É muito difícil explicar que sou sul-fluminense. Parte da confusão de se nascer em um estado que tem o mesmo nome da capital, eu acho. Mesmo nascendo no litoral do Estado do Rio de Janeiro, sou, para todos os efeitos, carioca. O inverso acontece em São Paulo, não sem uma acurácia lógica: todos são paulistas, inclusive os paulistanos. Por essa razão, o meu sotaque é difícil de ser compreendido. Venho de uma terra limítrofe, em que há parte da marrência carioca, mas também há a suavidade da fala do litoral paulistano.

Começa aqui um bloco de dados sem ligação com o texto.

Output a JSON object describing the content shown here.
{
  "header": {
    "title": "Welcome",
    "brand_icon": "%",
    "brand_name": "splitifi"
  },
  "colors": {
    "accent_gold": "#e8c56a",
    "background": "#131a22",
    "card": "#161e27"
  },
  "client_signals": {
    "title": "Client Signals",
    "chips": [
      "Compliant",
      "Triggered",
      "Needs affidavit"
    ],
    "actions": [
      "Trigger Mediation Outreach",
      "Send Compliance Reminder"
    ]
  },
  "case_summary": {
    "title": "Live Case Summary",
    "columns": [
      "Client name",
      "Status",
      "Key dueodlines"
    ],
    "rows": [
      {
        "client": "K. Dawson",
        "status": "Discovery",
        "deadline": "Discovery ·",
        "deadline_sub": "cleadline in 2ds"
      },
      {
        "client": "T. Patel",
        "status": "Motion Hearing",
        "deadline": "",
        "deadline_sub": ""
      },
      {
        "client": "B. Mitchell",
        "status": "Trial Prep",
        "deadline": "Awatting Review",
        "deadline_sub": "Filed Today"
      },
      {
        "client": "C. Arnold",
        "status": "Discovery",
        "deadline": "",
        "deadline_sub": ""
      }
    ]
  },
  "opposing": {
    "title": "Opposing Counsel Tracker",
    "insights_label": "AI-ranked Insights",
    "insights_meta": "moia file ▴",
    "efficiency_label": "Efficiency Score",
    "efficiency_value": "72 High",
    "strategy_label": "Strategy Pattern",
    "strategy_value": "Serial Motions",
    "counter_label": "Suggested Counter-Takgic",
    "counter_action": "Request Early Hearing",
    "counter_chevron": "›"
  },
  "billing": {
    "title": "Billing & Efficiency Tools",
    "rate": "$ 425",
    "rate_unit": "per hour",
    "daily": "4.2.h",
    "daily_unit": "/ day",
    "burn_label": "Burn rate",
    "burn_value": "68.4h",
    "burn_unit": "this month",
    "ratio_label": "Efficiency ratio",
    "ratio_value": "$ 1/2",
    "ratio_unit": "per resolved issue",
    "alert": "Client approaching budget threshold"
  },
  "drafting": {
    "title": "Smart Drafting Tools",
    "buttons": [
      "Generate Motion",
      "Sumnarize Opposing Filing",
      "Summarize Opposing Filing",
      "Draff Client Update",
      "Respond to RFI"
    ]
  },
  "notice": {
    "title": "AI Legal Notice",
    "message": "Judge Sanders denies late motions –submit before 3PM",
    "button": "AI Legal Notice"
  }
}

O sotaque é como a cor da pele. Nasce-se com uma e ela mais ou menos indica suas origens, mas nada impede que a coisa se desconfigure ao longo da vida. Reconhecer sotaques, a menos que sejam muito característicos, requer não só um bom ouvido como também uma base catalográfica de sotaques conhecidos bem impressa na memória. Acredito que meu sotaque seja muito suave em relação ao que se ouve na capital carioca ou na região de Petrópolis, por exemplo e, embora não reconheça, alguns amigos de infância dizem que meu jeito de falar se alterou um pouco desde que me mudei para Curitiba. Isso significa duas coisas: uma, que o sotaque é melhor percebido por quem não o conhece direito; dois, que a maneira de falar muda conforme a geografia. Em dado momento do documentário Língua – Vidas em Português, o escritor moçambicano Mia Couto falava sobre o português do brasileiro. Dizia que a difusão do idioma por culturas diferentes produziu um dinamismo raro para línguas europeias. Que o português “namorou no chão do Brasil e também namorou aqui na poeira de Moçambique, quer dizer, sujou-se, no sentido que o Manuel de Barros dá: sujou-se no sentido de que é capaz de casar com o chão”.

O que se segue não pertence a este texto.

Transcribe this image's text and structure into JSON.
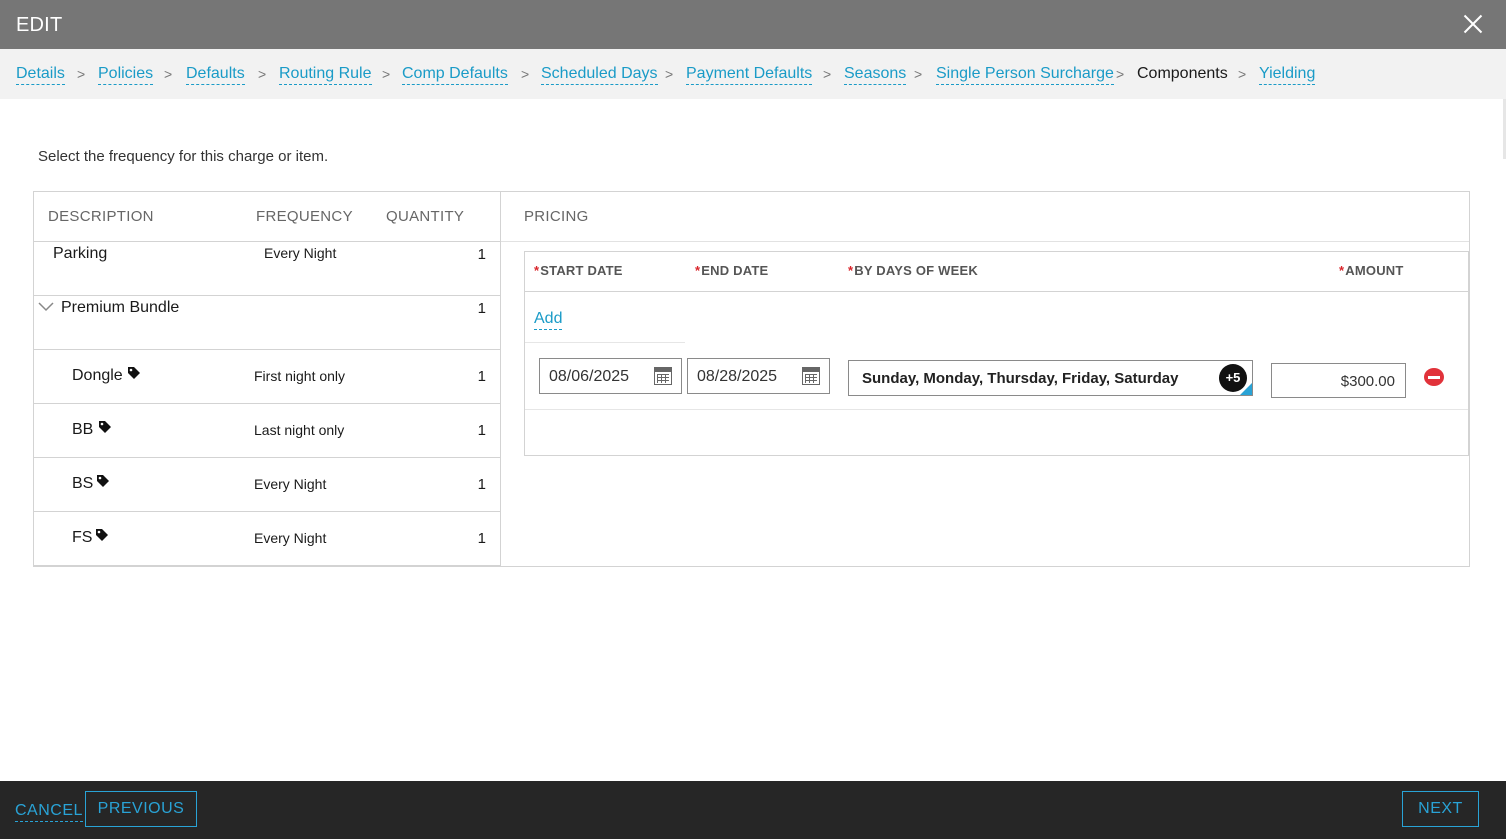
{
  "dialog": {
    "title": "EDIT"
  },
  "breadcrumbs": [
    {
      "label": "Details"
    },
    {
      "label": "Policies"
    },
    {
      "label": "Defaults"
    },
    {
      "label": "Routing Rule"
    },
    {
      "label": "Comp Defaults"
    },
    {
      "label": "Scheduled Days"
    },
    {
      "label": "Payment Defaults"
    },
    {
      "label": "Seasons"
    },
    {
      "label": "Single Person Surcharge"
    },
    {
      "label": "Components",
      "current": true
    },
    {
      "label": "Yielding"
    }
  ],
  "breadcrumb_separator": ">",
  "instructions": "Select the frequency for this charge or item.",
  "components": {
    "headers": {
      "description": "DESCRIPTION",
      "frequency": "FREQUENCY",
      "quantity": "QUANTITY"
    },
    "rows": [
      {
        "description": "Parking",
        "frequency": "Every Night",
        "quantity": "1",
        "icon": null
      },
      {
        "description": "Premium Bundle",
        "frequency": "",
        "quantity": "1",
        "icon": "chevron-down-icon",
        "expanded": true
      },
      {
        "description": "Dongle",
        "frequency": "First night only",
        "quantity": "1",
        "icon": "tag-icon"
      },
      {
        "description": "BB",
        "frequency": "Last night only",
        "quantity": "1",
        "icon": "tag-icon"
      },
      {
        "description": "BS",
        "frequency": "Every Night",
        "quantity": "1",
        "icon": "tag-icon"
      },
      {
        "description": "FS",
        "frequency": "Every Night",
        "quantity": "1",
        "icon": "tag-icon"
      }
    ]
  },
  "pricing": {
    "header": "PRICING",
    "required_marker": "*",
    "columns": {
      "start_date": "START DATE",
      "end_date": "END DATE",
      "days_of_week": "BY DAYS OF WEEK",
      "amount": "AMOUNT"
    },
    "add_label": "Add",
    "rows": [
      {
        "start_date": "08/06/2025",
        "end_date": "08/28/2025",
        "days_of_week": "Sunday, Monday, Thursday, Friday, Saturday",
        "days_more_badge": "+5",
        "amount": "$300.00"
      }
    ]
  },
  "footer": {
    "cancel_label": "CANCEL",
    "previous_label": "PREVIOUS",
    "next_label": "NEXT"
  },
  "colors": {
    "header_bg": "#767676",
    "link": "#1a9bc7",
    "required": "#d9252b",
    "remove": "#e1323a",
    "footer_bg": "#262626"
  }
}
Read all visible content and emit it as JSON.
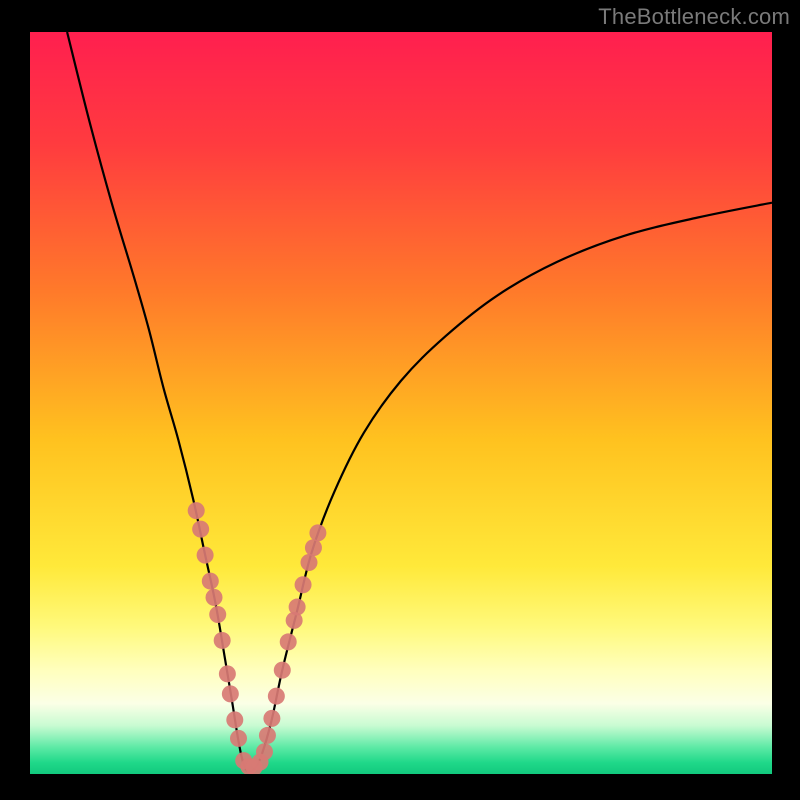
{
  "watermark": "TheBottleneck.com",
  "chart_data": {
    "type": "line",
    "title": "",
    "xlabel": "",
    "ylabel": "",
    "xlim": [
      0,
      100
    ],
    "ylim": [
      0,
      100
    ],
    "grid": false,
    "legend": false,
    "background_gradient_stops": [
      {
        "offset": 0.0,
        "color": "#ff1f4f"
      },
      {
        "offset": 0.15,
        "color": "#ff3b3f"
      },
      {
        "offset": 0.35,
        "color": "#ff7a2a"
      },
      {
        "offset": 0.55,
        "color": "#ffc21f"
      },
      {
        "offset": 0.72,
        "color": "#ffe93a"
      },
      {
        "offset": 0.8,
        "color": "#fff97a"
      },
      {
        "offset": 0.86,
        "color": "#ffffbd"
      },
      {
        "offset": 0.905,
        "color": "#fbffe6"
      },
      {
        "offset": 0.935,
        "color": "#c8fbd2"
      },
      {
        "offset": 0.965,
        "color": "#5ae9a4"
      },
      {
        "offset": 0.985,
        "color": "#1fd889"
      },
      {
        "offset": 1.0,
        "color": "#12c97e"
      }
    ],
    "series": [
      {
        "name": "curve",
        "x": [
          5,
          8,
          11,
          14,
          16,
          18,
          20,
          22,
          23.5,
          25,
          26.2,
          27.2,
          28,
          28.6,
          29.2,
          30,
          31,
          32.5,
          34,
          36,
          38,
          41,
          45,
          50,
          56,
          63,
          71,
          80,
          90,
          100
        ],
        "y": [
          100,
          88,
          77,
          67,
          60,
          52,
          45,
          37,
          30,
          23,
          16,
          10,
          5,
          2,
          0.5,
          0.5,
          2,
          7,
          14,
          22,
          30,
          38,
          46,
          53,
          59,
          64.5,
          69,
          72.5,
          75,
          77
        ]
      }
    ],
    "scatter_clusters": [
      {
        "name": "left-arm-dots",
        "color": "#d87a74",
        "points": [
          {
            "x": 22.4,
            "y": 35.5
          },
          {
            "x": 23.0,
            "y": 33.0
          },
          {
            "x": 23.6,
            "y": 29.5
          },
          {
            "x": 24.3,
            "y": 26.0
          },
          {
            "x": 24.8,
            "y": 23.8
          },
          {
            "x": 25.3,
            "y": 21.5
          },
          {
            "x": 25.9,
            "y": 18.0
          },
          {
            "x": 26.6,
            "y": 13.5
          },
          {
            "x": 27.0,
            "y": 10.8
          },
          {
            "x": 27.6,
            "y": 7.3
          },
          {
            "x": 28.1,
            "y": 4.8
          }
        ]
      },
      {
        "name": "right-arm-dots",
        "color": "#d87a74",
        "points": [
          {
            "x": 32.0,
            "y": 5.2
          },
          {
            "x": 32.6,
            "y": 7.5
          },
          {
            "x": 33.2,
            "y": 10.5
          },
          {
            "x": 34.0,
            "y": 14.0
          },
          {
            "x": 34.8,
            "y": 17.8
          },
          {
            "x": 35.6,
            "y": 20.7
          },
          {
            "x": 36.0,
            "y": 22.5
          },
          {
            "x": 36.8,
            "y": 25.5
          },
          {
            "x": 37.6,
            "y": 28.5
          },
          {
            "x": 38.2,
            "y": 30.5
          },
          {
            "x": 38.8,
            "y": 32.5
          }
        ]
      },
      {
        "name": "bottom-dots",
        "color": "#d87a74",
        "points": [
          {
            "x": 28.8,
            "y": 1.8
          },
          {
            "x": 29.5,
            "y": 1.0
          },
          {
            "x": 30.2,
            "y": 0.9
          },
          {
            "x": 31.0,
            "y": 1.6
          },
          {
            "x": 31.6,
            "y": 3.0
          }
        ]
      }
    ]
  }
}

Pois de certa maneira é isso: cada detalhe do sotaque que se constrói traz consigo uma marca de um casamento anterior com algum chão. Dos sotaques que eu conheço, o do meu pai é um dos mais fascinantes. Nascido em Ipanema, morou dois anos na floresta amazônica e, desde adolescente, frequenta diferentes regiões de Minas Gerais, de modo que puxa o esse carioca ao mesmo tempo em que encurta suavemente o fim de monossílabas à maneira do amazonense e abre vogais de paroxítonas como os mineiros.
O sotaque é como a cor da pele. Nasce-se com uma e ela mais ou menos indica suas origens, mas nada impede que a coisa se desconfigure ao longo da vida.

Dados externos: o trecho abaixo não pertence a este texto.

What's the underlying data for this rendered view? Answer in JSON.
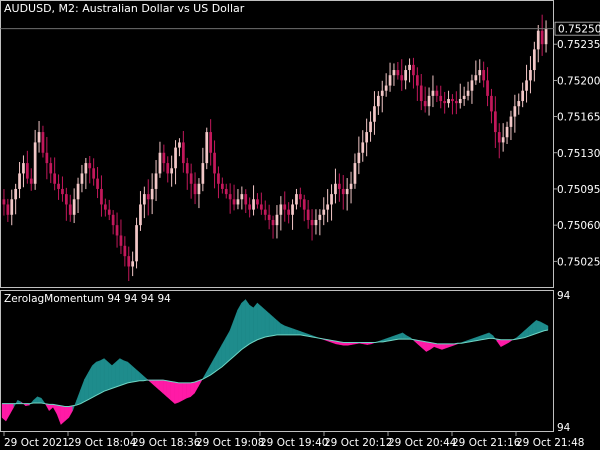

O resultado é um falar muito único que meu sotaque hoje emula pela proximidade da criação. Nunca estive no Amazonas e não convivi com gente de Minas o suficiente, mas, com alguma atenção, percebo que trago comigo algo dessas marcações, somado com o que pode ser a fala cantada do curitibano. Sotaque é transmissível, e embora tenha falado que ele depende da geografia, o que lhe dá a veracidade é o componente humano. Mia Couto mais uma vez. “No fundo não está a se viajar do ponto de vista geográfico, mas está-se a viajar por pessoas”.